The Confederate Congress passed resolutions of hope, and sent orators to the trenches and camps to tell the soldiers that “the darkest hour was just before day.” One of these blatant fellows I recall particularly. He had been a fire-eater, a nullifier, a secessionist, a blood-and-thunder orator, foremost in urging that we “fight for our rights in the Territories.” He was a young man, an able bodied man, and a man of decided ability. But never for one moment was his precious carcass exposed to danger. There was something inexpressibly repulsive to me, and irritating beyond expression, when I saw men like this, from their safe places, in a lull in hostilities, ride down to the Confederate lines during that awful winter, and counsel our poor soldiers to fight on. Even if it was right to fight on, they had no right to advise it. Old Jubal Early had opposed the war until it actually came upon him, but when it was inevitable, he fought. Things were turning out just as he had predicted they would. When these people, whose extravagant oratory had done so much to bring on the fight, and who had then contributed nothing of personal service to sustain it, came among his starving men to urge them to sacrifices which they themselves had never made, he treated them with undisguised scorn. He refused to attend their meeting. From the door of his hut he blistered them with his biting satire: –
“Well – ” he shouted; “still sicking them on are ye?” “Before you leave, tell them what you think of your rights in the Territories now.” “One day out here with a musket would help the cause more than all your talk.” “Don’t talk the men to death. You can’t talk the Yankees to death. Fighting is the only thing that talks now.”

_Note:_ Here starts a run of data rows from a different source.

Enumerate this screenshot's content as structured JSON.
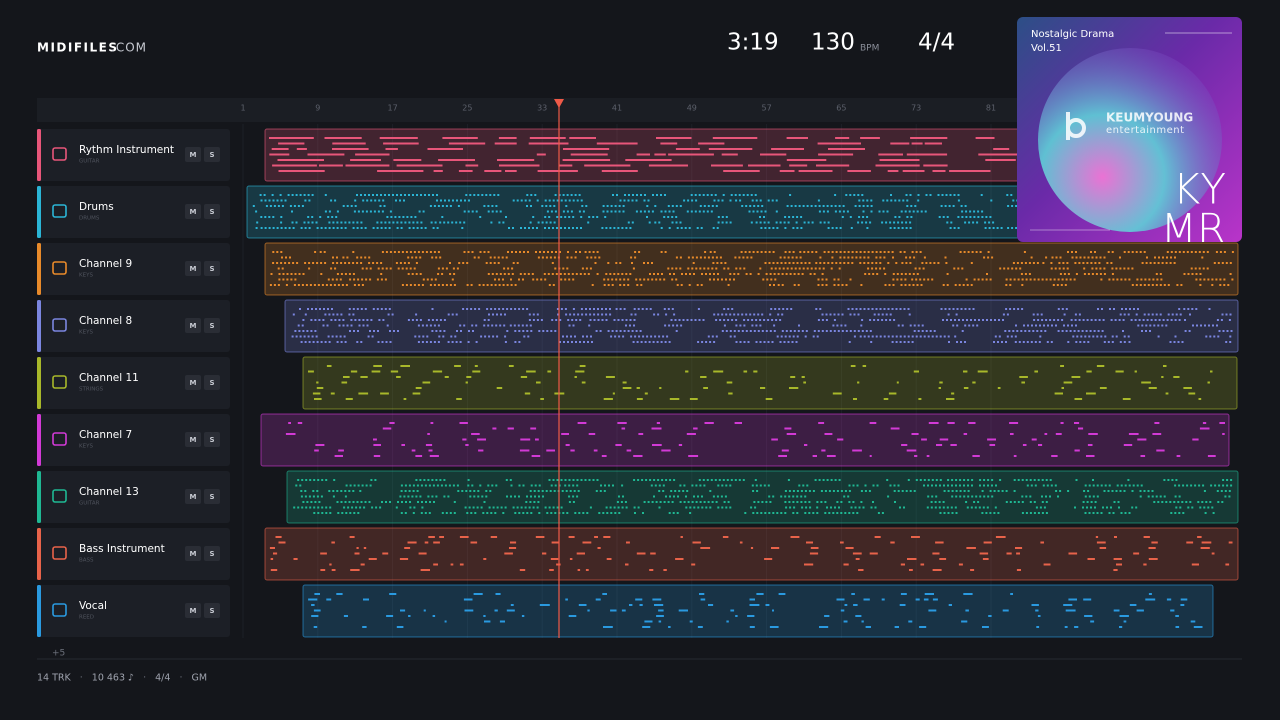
{
  "header": {
    "logo": "MIDIFILES",
    "logo_suffix": ".COM",
    "time": "3:19",
    "tempo": "130",
    "tempo_unit": "BPM",
    "signature": "4/4"
  },
  "ruler": {
    "bars": [
      1,
      9,
      17,
      25,
      33,
      41,
      49,
      57,
      65,
      73,
      81
    ]
  },
  "tracks": [
    {
      "name": "Rythm Instrument",
      "type": "GUITAR",
      "color": "#e8567a",
      "mute": "M",
      "solo": "S"
    },
    {
      "name": "Drums",
      "type": "DRUMS",
      "color": "#2bb5d6",
      "mute": "M",
      "solo": "S"
    },
    {
      "name": "Channel 9",
      "type": "KEYS",
      "color": "#e88a2a",
      "mute": "M",
      "solo": "S"
    },
    {
      "name": "Channel 8",
      "type": "KEYS",
      "color": "#7b86e0",
      "mute": "M",
      "solo": "S"
    },
    {
      "name": "Channel 11",
      "type": "STRINGS",
      "color": "#a8b82a",
      "mute": "M",
      "solo": "S"
    },
    {
      "name": "Channel 7",
      "type": "KEYS",
      "color": "#d23ad6",
      "mute": "M",
      "solo": "S"
    },
    {
      "name": "Channel 13",
      "type": "GUITAR",
      "color": "#1fb893",
      "mute": "M",
      "solo": "S"
    },
    {
      "name": "Bass Instrument",
      "type": "BASS",
      "color": "#e8634a",
      "mute": "M",
      "solo": "S"
    },
    {
      "name": "Vocal",
      "type": "REED",
      "color": "#2a9ae0",
      "mute": "M",
      "solo": "S"
    }
  ],
  "more_tracks": "+5",
  "footer": {
    "items": [
      "14 TRK",
      "10 463 ♪",
      "4/4",
      "GM"
    ],
    "separator": "·"
  },
  "album": {
    "title": "Nostalgic Drama",
    "volume": "Vol.51",
    "label": "KEUMYOUNG",
    "label_sub": "entertainment",
    "mark_top": "KY",
    "mark_bottom": "MR"
  }
}
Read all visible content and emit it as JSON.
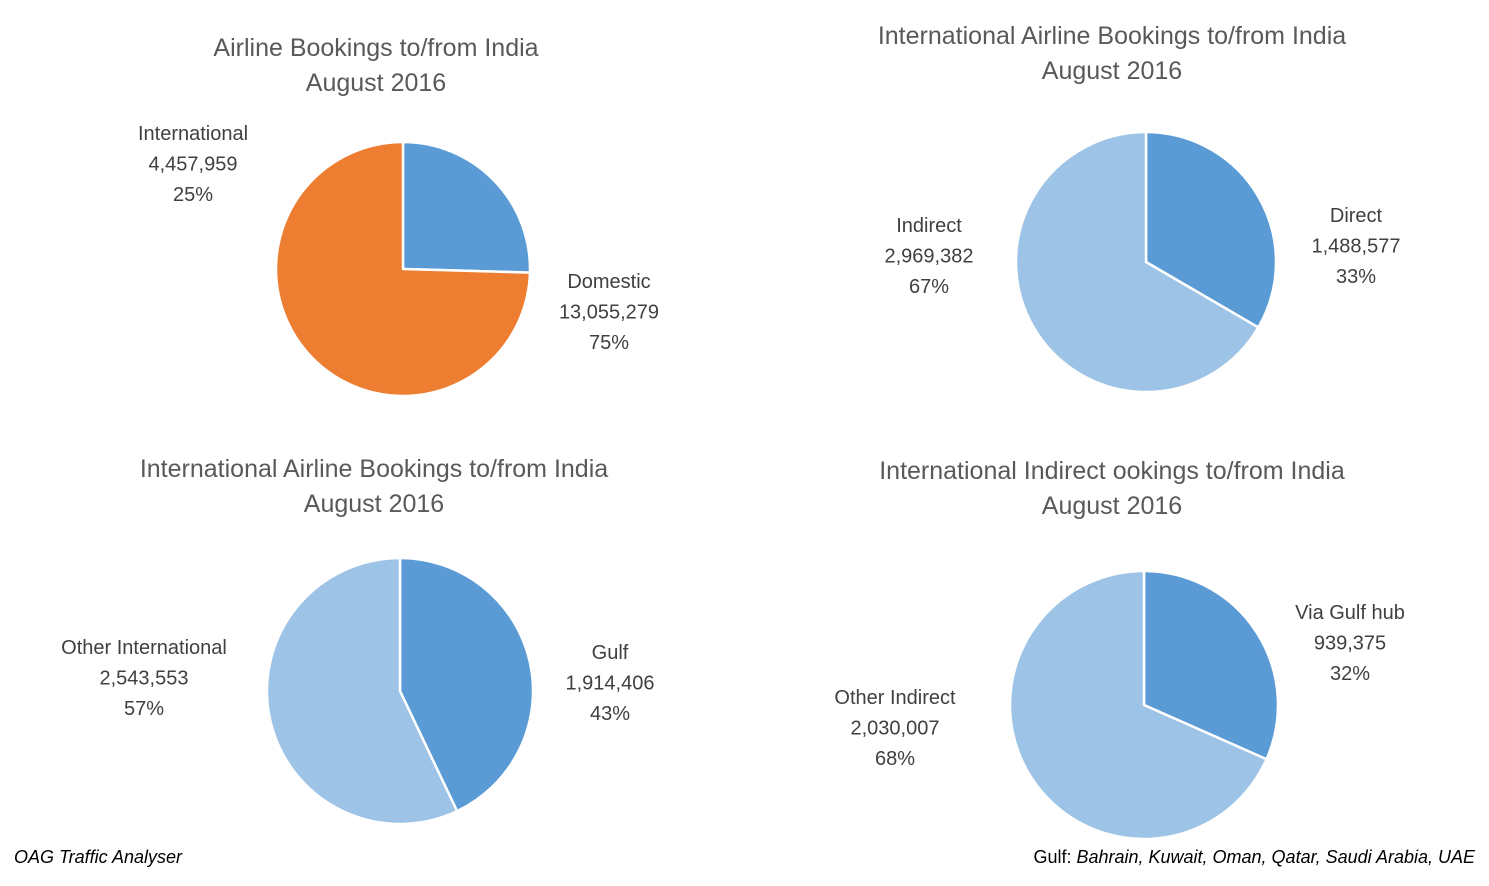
{
  "chart_data": [
    {
      "type": "pie",
      "title": [
        "Airline Bookings to/from India",
        "August 2016"
      ],
      "slices": [
        {
          "name": "International",
          "value": 4457959,
          "value_label": "4,457,959",
          "percent": "25%",
          "color": "#5B9BD5"
        },
        {
          "name": "Domestic",
          "value": 13055279,
          "value_label": "13,055,279",
          "percent": "75%",
          "color": "#ED7D31"
        }
      ]
    },
    {
      "type": "pie",
      "title": [
        "International Airline Bookings to/from India",
        "August 2016"
      ],
      "slices": [
        {
          "name": "Direct",
          "value": 1488577,
          "value_label": "1,488,577",
          "percent": "33%",
          "color": "#5B9BD5"
        },
        {
          "name": "Indirect",
          "value": 2969382,
          "value_label": "2,969,382",
          "percent": "67%",
          "color": "#9DC3E6"
        }
      ]
    },
    {
      "type": "pie",
      "title": [
        "International Airline Bookings to/from India",
        "August 2016"
      ],
      "slices": [
        {
          "name": "Gulf",
          "value": 1914406,
          "value_label": "1,914,406",
          "percent": "43%",
          "color": "#5B9BD5"
        },
        {
          "name": "Other International",
          "value": 2543553,
          "value_label": "2,543,553",
          "percent": "57%",
          "color": "#9DC3E6"
        }
      ]
    },
    {
      "type": "pie",
      "title": [
        "International Indirect ookings to/from India",
        "August 2016"
      ],
      "slices": [
        {
          "name": "Via Gulf hub",
          "value": 939375,
          "value_label": "939,375",
          "percent": "32%",
          "color": "#5B9BD5"
        },
        {
          "name": "Other Indirect",
          "value": 2030007,
          "value_label": "2,030,007",
          "percent": "68%",
          "color": "#9DC3E6"
        }
      ]
    }
  ],
  "footnotes": {
    "source": "OAG Traffic Analyser",
    "gulf_prefix": "Gulf: ",
    "gulf_list": "Bahrain, Kuwait, Oman, Qatar, Saudi Arabia, UAE"
  }
}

“Old Jubal” had his faults, but skulking in bomb proofs was not one of them. The men had implicit faith in his unflinching courage. He punctured and embalmed the lip-service of these “last ditchers,” as he called them and his soldiers, taking the cue from him, hooted and derided them, and long resented their unwelcome intrusion.

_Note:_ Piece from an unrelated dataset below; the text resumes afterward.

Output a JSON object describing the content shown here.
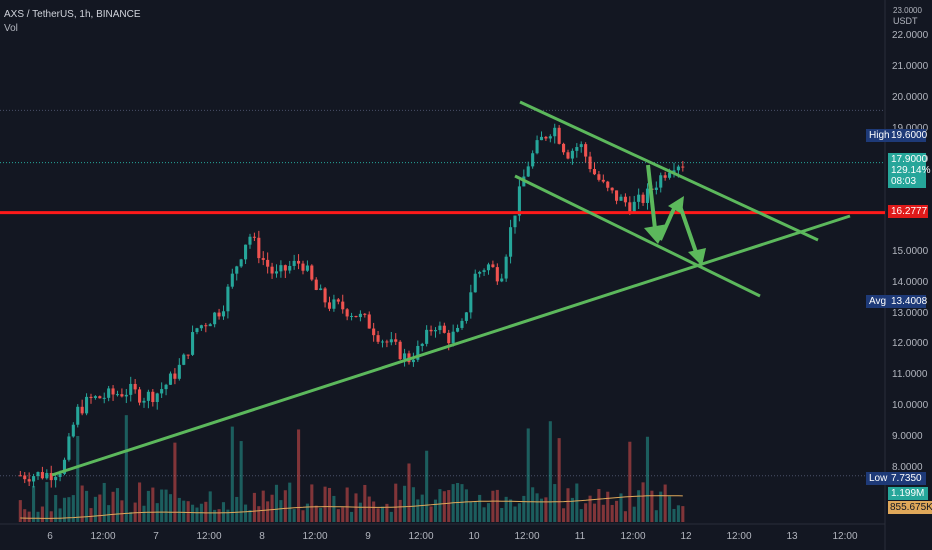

John S. Wise, The End of an Era
It never changes, does it? The common men, along with their idealistic and fatalistic middle and upper-class officers, fight a war for the “Talkers and Takers.” Sometimes the common man wins, like in the case of the post-war era of posterity following the destruction of Europe and Japan. Sometimes they lose, like the cultural rot during and after the Vietnam fiasco.
But, the Talkers and Takers never leave. They’re always part of the problem. They instigate wars that leave widows, orphans, and ravaged cities. Then, they take what they want from both the victorious and the vanquished. They are not men of character by any stretch. And, you will find them in almost any setting, from the boardroom to the Pentagon.